Tell me I’m apathetic. I don’t care.
Voter apathy. It has become a common complaint over the last number of years in all levels of government. And that is a shame, especially when so many have fought and died to protect that freedom for us.
Some of the reasons for voter apathy are a lack of trust in politicians who feed off the taxpayer’s trough; a lack of trust in a system that is failing; politicians ignoring certain groups or issues; unkept promises and political self-interest of those voted in. To that mix add in a voter’s family obligations, work, health, or lack of knowledge. Regardless of the reason, voter participation has dropped a drastic 12% since 2004. As much as this is a concern for the future of this city, it can also be very telling of what candidates offer residents during election season.
Incumbents offering the same ol’, same ol’ doesn’t necessarily mean the populace is satisfied with them. Offering the same can signal that voters don’t see the purpose of going to polls when the outcome will likely be the same.
New candidates and hopefuls face the issue of not being well known. This readily leaves the door open for those already in office as they have had significant time to build name recognition. In advertising circles this is known as branding. And branding doesn’t happen overnight.
As unfortunate as the reality of this may be to new candidates, there are ways to bring a new candidate’s name and platform to the forefront and dip into the “branding” pool. And that is through the voters themselves.
So the remainder of this article is meant to address the voters who are tired of the apathy and who have a desire to see their candidate of choice successfully elected into office.
Active, well-informed and confident supporters can offer their candidate so much more than the conventional “vote for my candidate” rhetoric. They need to avoid getting caught up in discussions and arguments that lead nowhere though. Too often they are approached by their opposition with questions or comments intended to inflame. This only hurts their particular candidate of choice and may cost their candidate a vote.
What to do?
- First and foremost, the supporter needs to be informed of why they support their candidate using relevant facts.
- Secondly, the supporter needs to get out and actually do a ‘face to face’ with potential voters. This leaves more of an impression on a potential voter than the online method. Talking with one’s neighbours, talking while in line at the supermarket, seniors’ residents, coffee houses, farmers’ market, city events, sporting events and wherever the supporter gets out to, are positive steps.

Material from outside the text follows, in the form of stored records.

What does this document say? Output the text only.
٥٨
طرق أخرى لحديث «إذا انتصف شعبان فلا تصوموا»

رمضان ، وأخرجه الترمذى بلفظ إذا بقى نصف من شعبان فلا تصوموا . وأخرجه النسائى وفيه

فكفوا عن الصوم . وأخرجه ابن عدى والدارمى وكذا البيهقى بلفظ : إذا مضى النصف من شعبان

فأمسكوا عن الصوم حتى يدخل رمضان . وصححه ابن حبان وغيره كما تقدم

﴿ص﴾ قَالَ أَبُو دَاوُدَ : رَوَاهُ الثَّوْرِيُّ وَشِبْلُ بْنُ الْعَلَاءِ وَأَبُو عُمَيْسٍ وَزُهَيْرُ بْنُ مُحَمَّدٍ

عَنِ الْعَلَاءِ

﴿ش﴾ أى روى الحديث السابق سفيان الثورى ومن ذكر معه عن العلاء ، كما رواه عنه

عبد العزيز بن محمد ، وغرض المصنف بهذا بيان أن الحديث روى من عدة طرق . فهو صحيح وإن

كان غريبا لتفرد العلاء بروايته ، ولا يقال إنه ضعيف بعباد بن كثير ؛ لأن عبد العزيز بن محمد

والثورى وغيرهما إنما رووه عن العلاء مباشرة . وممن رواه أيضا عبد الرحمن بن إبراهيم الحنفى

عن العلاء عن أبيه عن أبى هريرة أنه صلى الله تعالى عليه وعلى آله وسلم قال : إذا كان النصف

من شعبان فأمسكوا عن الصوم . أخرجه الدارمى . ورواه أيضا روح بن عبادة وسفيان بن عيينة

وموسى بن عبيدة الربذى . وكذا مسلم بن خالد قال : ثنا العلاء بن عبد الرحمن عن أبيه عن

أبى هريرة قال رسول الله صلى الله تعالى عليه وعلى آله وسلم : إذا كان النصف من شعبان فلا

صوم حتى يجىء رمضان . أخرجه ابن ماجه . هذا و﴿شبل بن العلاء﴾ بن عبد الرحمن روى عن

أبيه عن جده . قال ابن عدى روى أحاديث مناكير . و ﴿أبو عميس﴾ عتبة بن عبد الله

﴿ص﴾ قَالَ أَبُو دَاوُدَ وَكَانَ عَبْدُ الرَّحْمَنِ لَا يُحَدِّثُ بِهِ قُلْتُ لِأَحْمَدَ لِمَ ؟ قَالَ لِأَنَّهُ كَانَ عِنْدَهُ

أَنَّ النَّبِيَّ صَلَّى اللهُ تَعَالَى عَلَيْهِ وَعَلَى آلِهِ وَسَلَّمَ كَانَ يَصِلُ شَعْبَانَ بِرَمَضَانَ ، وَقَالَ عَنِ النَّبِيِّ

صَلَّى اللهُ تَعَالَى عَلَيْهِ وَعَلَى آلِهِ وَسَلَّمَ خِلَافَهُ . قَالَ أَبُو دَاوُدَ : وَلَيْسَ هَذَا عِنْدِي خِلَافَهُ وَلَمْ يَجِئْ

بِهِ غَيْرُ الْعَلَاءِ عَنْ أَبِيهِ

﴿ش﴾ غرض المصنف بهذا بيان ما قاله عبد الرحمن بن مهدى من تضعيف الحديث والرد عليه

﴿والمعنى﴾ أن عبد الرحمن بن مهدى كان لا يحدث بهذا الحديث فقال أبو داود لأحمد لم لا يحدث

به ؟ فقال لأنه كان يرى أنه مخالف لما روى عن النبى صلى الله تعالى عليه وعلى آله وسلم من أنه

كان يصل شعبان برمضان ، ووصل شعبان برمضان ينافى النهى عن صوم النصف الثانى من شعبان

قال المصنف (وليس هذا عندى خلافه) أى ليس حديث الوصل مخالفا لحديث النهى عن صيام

- The supporter can also make use of opportunities to get people fired up about things that directly affect them. Most often if people don’t see an issue directly affecting them, they don’t act. For example, renters. A common thread amongst renters is that property taxes don’t affect them, so they don’t pay attention to what is happening in the community they are renting in. Letting them know that their rent is directly affected by taxes the landlord has to pay, which in turn increases the price of their monthly rent, should be a wake-up call.
- Seek out like-minded supporters and become creative in promoting your candidate. You have now started a grassroots movement. Stick to the facts and, if possible, stay away from dissing your candidate’s opposition, which in essence amounts to free advertising for the opposition. Have fun with the movement, but always keep in mind that whatever you do, it should reflect positively on your candidate of choice.
Case in point, a Stabnow member was given an handout by an individual who had received it via someone in their neighbourhood who strongly believed in the candidate they were promoting. This was not an “official campaign” handout, but it was plain, simple and effective with its message. Kudos to them for taking such an initiative. And it is an excellent example of the beginning of a grassroots movement in fighting voter apathy.
- Online discussion groups are great and an excellent way to link up with like-minded. One such chatline can be found on http://mybirdie.ca/ . This site also supplies various links to other groups that support either candidates themselves or specific platforms. Join them. Thoroughly explore their sites to become more informed. If they have chat sites, use them appropriately for great discussions.
But don’t stop there. Remember that the most impact you can lend to your candidate of choice, as well as help combat voter apathy, is to get out there and exhibit a friendly face – your face – to those who see no reason to visit the polls.
Above all, be creative, have fun and make your enthusiasm contagious.